Tuned In: What This Health Legacy Foundation is Doing for Local Nonprofits

St. Petersburg, Florida. photo: Lindsay Helms/shutterstock

St. Petersburg, Florida. photo: Lindsay Helms/shutterstock

There are now over 200 health legacy foundations across the U.S. and they are playing a growing role in local grantmaking. Many of these institutions have popped in regions that aren’t served by other major funders. And by taking an expansive view of health, they’re funding across a broad range of issue areas.

In our extensive coverage of health legacy foundations, we’ve found that they’re often quite nimble and responsive to local needs. A lot of these grantmakers are still pretty young and finding their way. That gives them more flexibility in how they operate, with not much yet set in stone.

A case in point is the Foundation for a Healthy St. Petersburg (FHSP), a five-year-old private foundation that was formed upon the sale of the nonprofit Bayfront Health in St. Petersburg, Florida. This health legacy funder’s mission is health equity, and it has approximately $180 million in assets right now.

Last May, the foundation released the results of a countywide assessment showing that many Pinellas County nonprofits don’t have the unrestricted funds they need to improve their own organizations. Without these types of funds, local nonprofits find it harder to serve the public and fulfill their missions. In response, FHSP made a new batch of flexible funds available this summer to 21 nonprofits totaling $398,341. Understandably, though, these flexible funds have an expiration date and the foundation expects them to be used within nine months.

Capacity-building grants don’t always have the glamour of a newly launched program that’s nicely packaged. But funders like FHSP are realizing that those attractive programs will never come to fruition if the groups behind them don’t have the strong institutional foundation required to be effective. In this regard, even modest-sized unrestricted grants can make a difference, since internal fixes and upgrades often aren’t overly expensive. Extra cash can pay for that new phone system or website overhaul, or a few months of consulting help in an under-resourced area.

FHSP’s most recent grants ranged in size from $10,000 to $20,000 and went toward things like infrastructure improvements, technology upgrades, marketing, communications, nonprofit planning and communication strategies.

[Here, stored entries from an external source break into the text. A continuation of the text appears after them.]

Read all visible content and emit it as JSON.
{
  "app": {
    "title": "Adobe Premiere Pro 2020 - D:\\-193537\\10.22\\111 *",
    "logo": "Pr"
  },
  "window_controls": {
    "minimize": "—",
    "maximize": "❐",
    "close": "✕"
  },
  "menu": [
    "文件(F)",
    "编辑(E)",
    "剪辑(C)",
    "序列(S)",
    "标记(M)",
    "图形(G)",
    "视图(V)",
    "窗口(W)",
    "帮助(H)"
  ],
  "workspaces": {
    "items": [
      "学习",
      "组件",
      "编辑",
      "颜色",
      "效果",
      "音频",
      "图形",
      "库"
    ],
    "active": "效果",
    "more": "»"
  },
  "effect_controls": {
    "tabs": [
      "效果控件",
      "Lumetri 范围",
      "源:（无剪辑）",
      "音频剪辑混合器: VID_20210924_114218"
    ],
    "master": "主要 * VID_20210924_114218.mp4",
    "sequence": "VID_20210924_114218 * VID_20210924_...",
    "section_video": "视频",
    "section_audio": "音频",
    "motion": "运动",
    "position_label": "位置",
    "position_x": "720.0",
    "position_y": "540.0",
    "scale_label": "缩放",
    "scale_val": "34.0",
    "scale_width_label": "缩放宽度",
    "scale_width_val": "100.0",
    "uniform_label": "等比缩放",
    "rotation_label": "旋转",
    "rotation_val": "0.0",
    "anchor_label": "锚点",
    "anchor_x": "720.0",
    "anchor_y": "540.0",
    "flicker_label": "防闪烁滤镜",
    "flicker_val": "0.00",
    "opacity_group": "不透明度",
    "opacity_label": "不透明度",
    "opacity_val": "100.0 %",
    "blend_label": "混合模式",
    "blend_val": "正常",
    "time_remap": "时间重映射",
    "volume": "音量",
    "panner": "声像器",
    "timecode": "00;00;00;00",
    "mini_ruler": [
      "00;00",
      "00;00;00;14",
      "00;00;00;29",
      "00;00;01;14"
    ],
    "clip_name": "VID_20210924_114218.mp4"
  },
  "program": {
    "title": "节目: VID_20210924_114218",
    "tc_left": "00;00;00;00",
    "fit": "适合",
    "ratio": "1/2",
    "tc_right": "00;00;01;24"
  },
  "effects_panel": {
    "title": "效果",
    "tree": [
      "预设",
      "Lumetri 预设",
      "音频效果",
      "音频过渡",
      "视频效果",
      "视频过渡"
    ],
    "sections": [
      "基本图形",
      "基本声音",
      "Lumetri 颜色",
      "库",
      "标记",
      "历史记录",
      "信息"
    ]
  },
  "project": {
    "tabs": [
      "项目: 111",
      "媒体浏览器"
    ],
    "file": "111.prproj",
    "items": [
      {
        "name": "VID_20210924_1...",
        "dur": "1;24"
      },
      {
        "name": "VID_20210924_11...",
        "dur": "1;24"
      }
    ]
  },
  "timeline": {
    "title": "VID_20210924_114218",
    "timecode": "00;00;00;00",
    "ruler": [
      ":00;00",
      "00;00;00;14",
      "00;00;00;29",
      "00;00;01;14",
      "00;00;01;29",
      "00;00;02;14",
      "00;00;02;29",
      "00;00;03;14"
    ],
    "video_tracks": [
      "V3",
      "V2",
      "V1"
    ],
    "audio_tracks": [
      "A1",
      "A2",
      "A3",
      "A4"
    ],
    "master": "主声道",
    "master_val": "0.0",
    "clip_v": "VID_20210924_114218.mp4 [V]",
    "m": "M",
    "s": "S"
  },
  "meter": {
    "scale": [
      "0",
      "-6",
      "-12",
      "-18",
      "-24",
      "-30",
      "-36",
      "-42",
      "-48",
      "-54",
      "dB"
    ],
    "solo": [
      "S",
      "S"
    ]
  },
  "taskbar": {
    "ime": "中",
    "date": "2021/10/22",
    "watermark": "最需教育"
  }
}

Beyond capacity-building grants, FHSP awards larger empowerment grants of $40,000 to $100,000 to organizations with annual operating budgets of less than $2 million and also transformative grants for cross-sector collaborations.

Although the hospital that went up for sale was in the city of St. Petersburg, FHSP’s grantmaking area is a bit broader than this, reaching south of Ulmerton Road and east of Seminole Boulevard. It’s now the largest grantmaking organization in town, with grants going to a range of groups that work within the realm of the social determinants of health and improving population health.

Recent grantees include Guardian Ad Litem Foundation of Tampa Bay, League of Women Voters of Florida Education Fund, Pinellas County Homeless Leadership Board, and the Gulf Coast Jewish Family and Community Services.

FHSP’s funding interests offer a sense of how broadly health legacy funders are thinking these days when it comes to advancing their missions. This funder will consider grants in such areas as tobacco, alcohol and drug use; diet and exercise; sexual activity; education and employment; air and water quality; and more. Meanwhile, like most health legacy foundations, it also continues to fund in more traditional health areas, such as access to care.